Our guides will be struggling writers, artists and intellectuals, counterpointed by driven refugees from what Eric Hobsbawm called the "age of extremes", all trying to work and love in the Big Drizzle of Seattle. Raban's respect for his rounded characters redeems the slightly privileged, bourgeois-bohemian locus of Surveillance.
The novel begins with a bravura description of what looks like an urban terrorist attack - a dirty bomb exploding under a school bus - but turns out to be a training simulation, one of many public spectacles put on to chasten the citizenry. We view the rivers of fake blood from the perspective of Tad Zachary, an underemployed actor making his living from these events, whose self-loathing is further fuelled by his web-surfing of anti-American blogs. Yet Tad, gay and mourning his deceased HIV-positive partner, is also the loving head of his elective family unit: Lucy, a writer for upscale magazines, and her iPod-enveloped yet spirited daughter Alida. In a climate where panicked evacuations of sports stadiums and even good old-fashioned earthquakes threaten equilibrium, Raban does a beautiful job of showing how "doing family" can survive any tremor, natural or human.
The motor of the story is Lucy's commission to write a profile on the elusive August Vanags, a retired Latvian professor who has penned a bestselling memoir of his time scrabbling for survival in wartime Poland. Vanags rigorously argues the Western side in the "clash of civilisations", a neocon patriot to a fault. Raban reaches for the Second World War as an experience of terror and catastrophism that might illuminate our pathologies.
Yet Surveillance uses this as an excursus on lies and detection.

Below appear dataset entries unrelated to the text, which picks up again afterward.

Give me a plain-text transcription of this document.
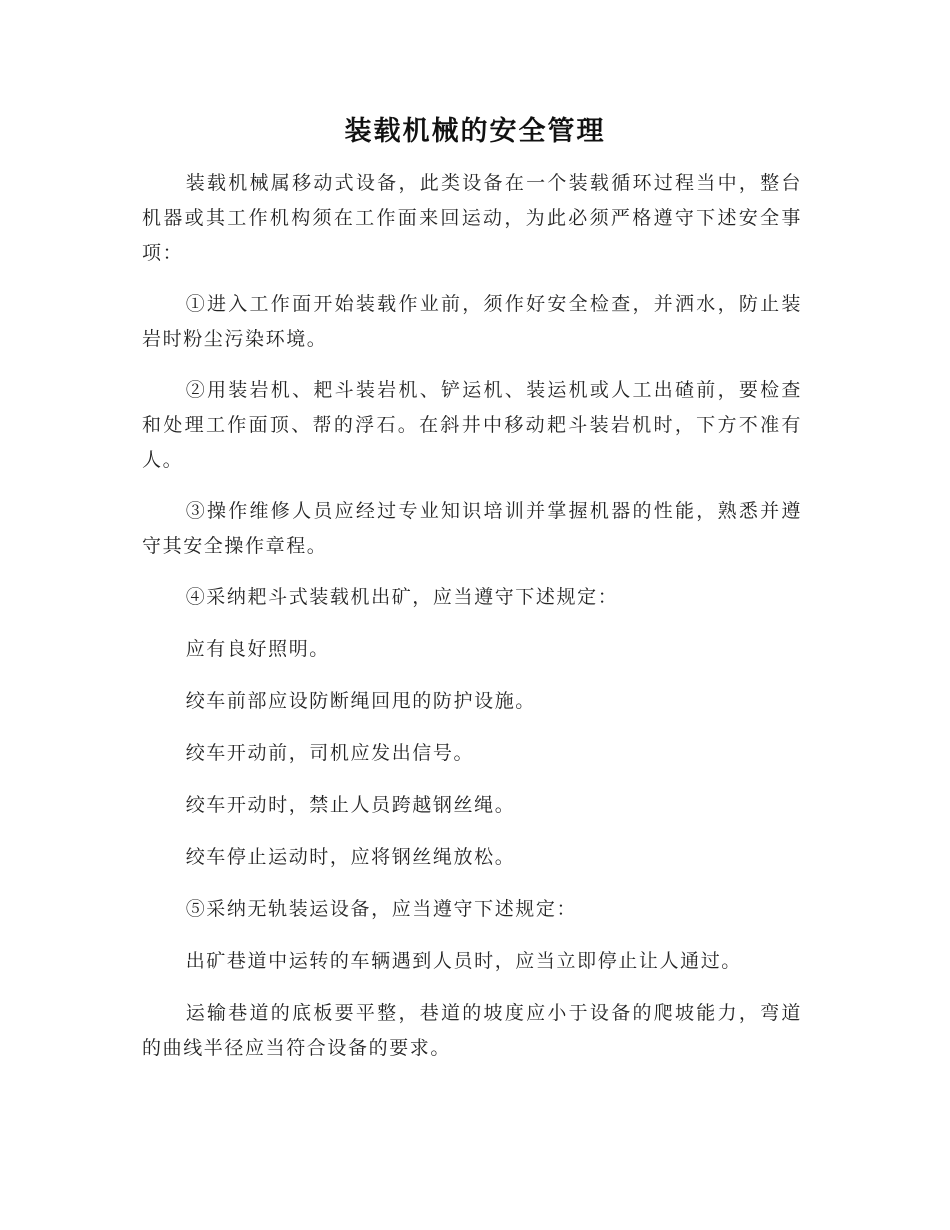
装载机械的安全管理

装载机械属移动式设备，此类设备在一个装载循环过程当中，整台机器或其工作机构须在工作面来回运动，为此必须严格遵守下述安全事项：

①进入工作面开始装载作业前，须作好安全检查，并洒水，防止装岩时粉尘污染环境。

②用装岩机、耙斗装岩机、铲运机、装运机或人工出碴前，要检查和处理工作面顶、帮的浮石。在斜井中移动耙斗装岩机时，下方不准有人。

③操作维修人员应经过专业知识培训并掌握机器的性能，熟悉并遵守其安全操作章程。

④采纳耙斗式装载机出矿，应当遵守下述规定：

应有良好照明。

绞车前部应设防断绳回甩的防护设施。

绞车开动前，司机应发出信号。

绞车开动时，禁止人员跨越钢丝绳。

绞车停止运动时，应将钢丝绳放松。

⑤采纳无轨装运设备，应当遵守下述规定：

出矿巷道中运转的车辆遇到人员时，应当立即停止让人通过。

运输巷道的底板要平整，巷道的坡度应小于设备的爬坡能力，弯道的曲线半径应当符合设备的要求。
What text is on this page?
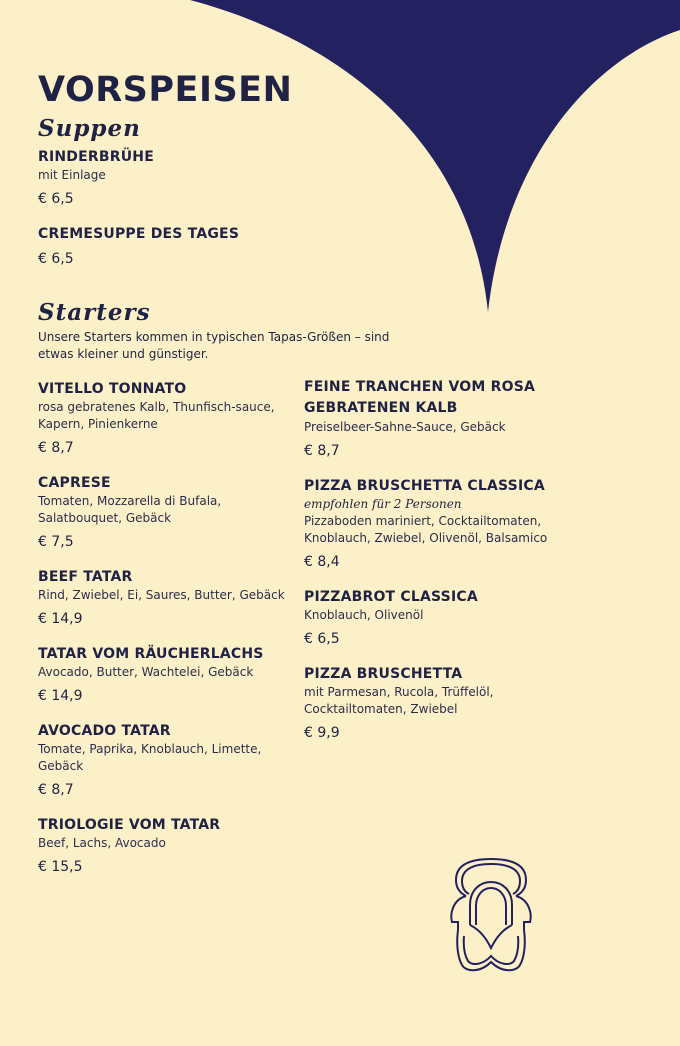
VORSPEISEN
Suppen
RINDERBRÜHE
mit Einlage
€ 6,5
CREMESUPPE DES TAGES
€ 6,5
Starters

Unsere Starters kommen in typischen Tapas-Größen – sind etwas kleiner und günstiger.

VITELLO TONNATO
rosa gebratenes Kalb, Thunfisch-sauce, Kapern, Pinienkerne
€ 8,7
CAPRESE
Tomaten, Mozzarella di Bufala, Salatbouquet, Gebäck
€ 7,5
BEEF TATAR
Rind, Zwiebel, Ei, Saures, Butter, Gebäck
€ 14,9
TATAR VOM RÄUCHERLACHS
Avocado, Butter, Wachtelei, Gebäck
€ 14,9
AVOCADO TATAR
Tomate, Paprika, Knoblauch, Limette, Gebäck
€ 8,7
TRIOLOGIE VOM TATAR
Beef, Lachs, Avocado
€ 15,5
FEINE TRANCHEN VOM ROSA GEBRATENEN KALB
Preiselbeer-Sahne-Sauce, Gebäck
€ 8,7
PIZZA BRUSCHETTA CLASSICA
empfohlen für 2 Personen
Pizzaboden mariniert, Cocktailtomaten, Knoblauch, Zwiebel, Olivenöl, Balsamico
€ 8,4
PIZZABROT CLASSICA
Knoblauch, Olivenöl
€ 6,5
PIZZA BRUSCHETTA
mit Parmesan, Rucola, Trüffelöl, Cocktailtomaten, Zwiebel
€ 9,9
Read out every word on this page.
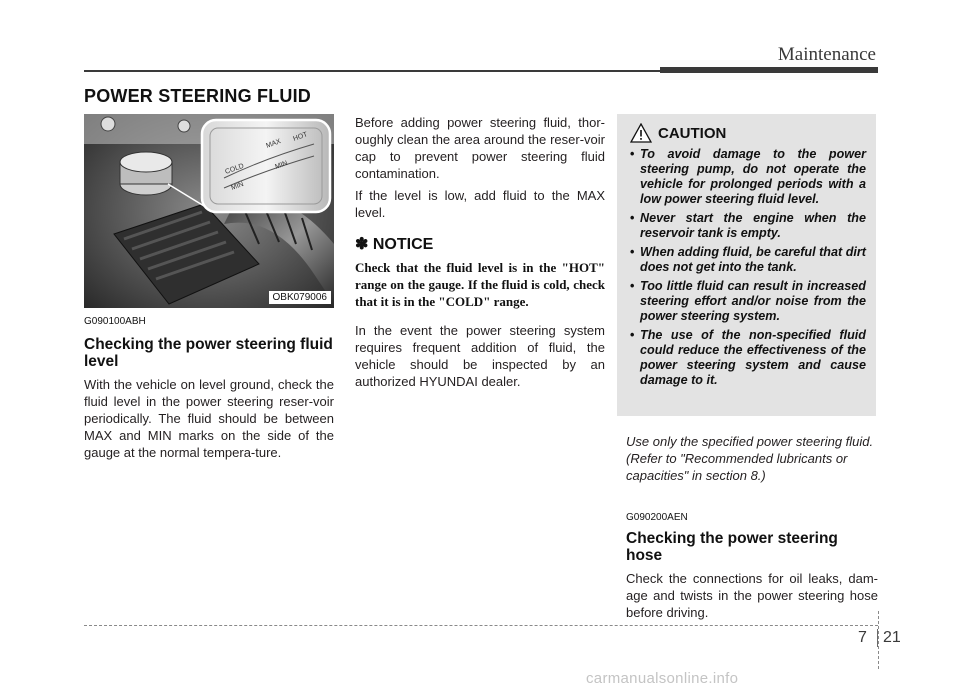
Maintenance
POWER STEERING FLUID
MAX
HOT
COLD	MIN
MIN
OBK079006
G090100ABH
Checking the power steering fluid level
With the vehicle on level ground, check the fluid level in the power steering reser-voir periodically. The fluid should be between MAX and MIN marks on the side of the gauge at the normal tempera-ture.

Before adding power steering fluid, thor-oughly clean the area around the reser-voir cap to prevent power steering fluid contamination.

If the level is low, add fluid to the MAX level.

✽ NOTICE
Check that the fluid level is in the "HOT" range on the gauge. If the fluid is cold, check that it is in the "COLD" range.

In the event the power steering system requires frequent addition of fluid, the vehicle should be inspected by an authorized HYUNDAI dealer.

CAUTION
• To avoid damage to the power steering pump, do not operate the vehicle for prolonged periods with a low power steering fluid level.
• Never start the engine when the reservoir tank is empty.
• When adding fluid, be careful that dirt does not get into the tank.
• Too little fluid can result in increased steering effort and/or noise from the power steering system.
• The use of the non-specified fluid could reduce the effectiveness of the power steering system and cause damage to it.
Use only the specified power steering fluid. (Refer to "Recommended lubricants or capacities" in section 8.)
G090200AEN
Checking the power steering hose
Check the connections for oil leaks, dam-age and twists in the power steering hose before driving.
7 21
carmanualsonline.info
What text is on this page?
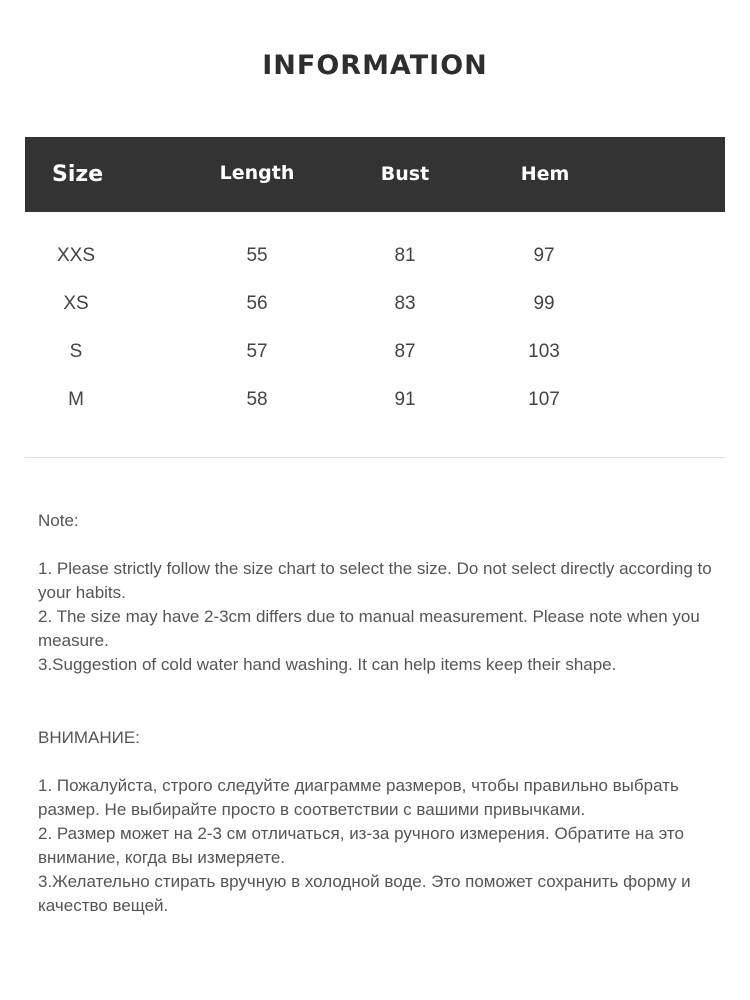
INFORMATION
Size	Length	Bust	Hem
XXS	55	81	97
XS	56	83	99
S	57	87	103
M	58	91	107

Note:

1. Please strictly follow the size chart to select the size. Do not select directly according to your habits.

2. The size may have 2-3cm differs due to manual measurement. Please note when you measure.

3.Suggestion of cold water hand washing. It can help items keep their shape.

ВНИМАНИЕ:

1. Пожалуйста, строго следуйте диаграмме размеров, чтобы правильно выбрать размер. Не выбирайте просто в соответствии с вашими привычками.

2. Размер может на 2-3 см отличаться, из-за ручного измерения. Обратите на это внимание, когда вы измеряете.

3.Желательно стирать вручную в холодной воде. Это поможет сохранить форму и качество вещей.
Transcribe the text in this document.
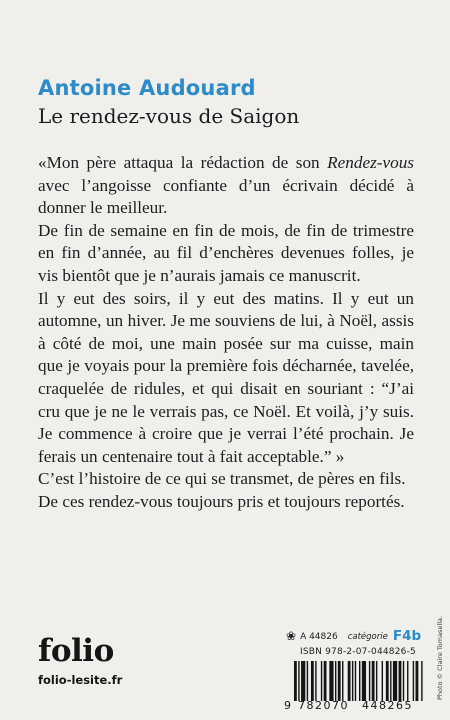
Antoine Audouard
Le rendez-vous de Saigon

«Mon père attaqua la rédaction de son Rendez-vous avec l’angoisse confiante d’un écrivain décidé à donner le meilleur.

De fin de semaine en fin de mois, de fin de trimestre en fin d’année, au fil d’enchères devenues folles, je vis bientôt que je n’aurais jamais ce manuscrit.

Il y eut des soirs, il y eut des matins. Il y eut un automne, un hiver. Je me souviens de lui, à Noël, assis à côté de moi, une main posée sur ma cuisse, main que je voyais pour la première fois décharnée, tavelée, craquelée de ridules, et qui disait en souriant : “J’ai cru que je ne le verrais pas, ce Noël. Et voilà, j’y suis. Je commence à croire que je verrai l’été prochain. Je ferais un centenaire tout à fait acceptable.” »

C’est l’histoire de ce qui se transmet, de pères en fils.

De ces rendez-vous toujours pris et toujours reportés.

folio
folio-lesite.fr
❀ A 44826 catégorie F4b
ISBN 978-2-07-044826-5
9 782070 448265
Photo © Claire Tomasella.
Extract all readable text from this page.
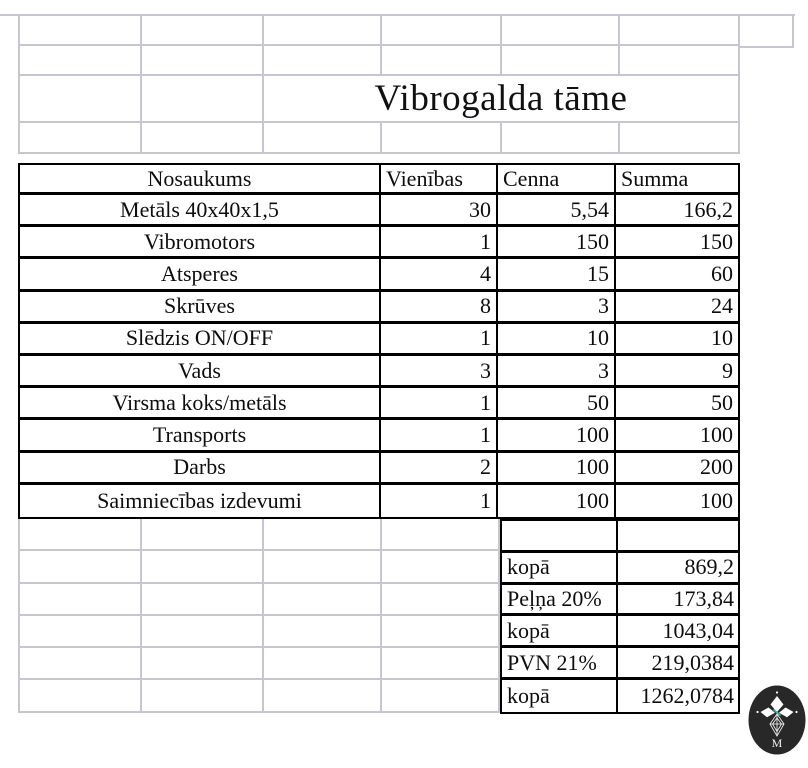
Vibrogalda tāme
Nosaukums	Vienības	Cenna	Summa
Metāls 40x40x1,5	30	5,54	166,2
Vibromotors	1	150	150
Atsperes	4	15	60
Skrūves	8	3	24
Slēdzis ON/OFF	1	10	10
Vads	3	3	9
Virsma koks/metāls	1	50	50
Transports	1	100	100
Darbs	2	100	200
Saimniecības izdevumi	1	100	100
kopā	869,2
Peļņa 20%	173,84
kopā	1043,04
PVN 21%	219,0384
kopā	1262,0784
M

With tools such as the Google search, Lucy finds enough evidence to make her doubt Vanags' veracity. Meanwhile, an enraged Tad is using the web to discover the real identity of their scary Chinese landlord Mr Lee - an "economic man" who derives his philosophy from biographies of Wal-mart founders and Who Moved My Cheese?
Raban has enough fidelity to his characters, and to reality, to leave them in delicate states of indecision at the end. Remember all those paranoid postmodern conspiracy fictions: Pynchon, Ballard, DeLillo? Now, all it takes is a classical realist in Seattle to walk the streets, watch the news, listen to the conversations, and you get the same effect. Surveillance is as useful and eloquent a meditation on the extremism of the present as you would wish to curl up with on a long weekend.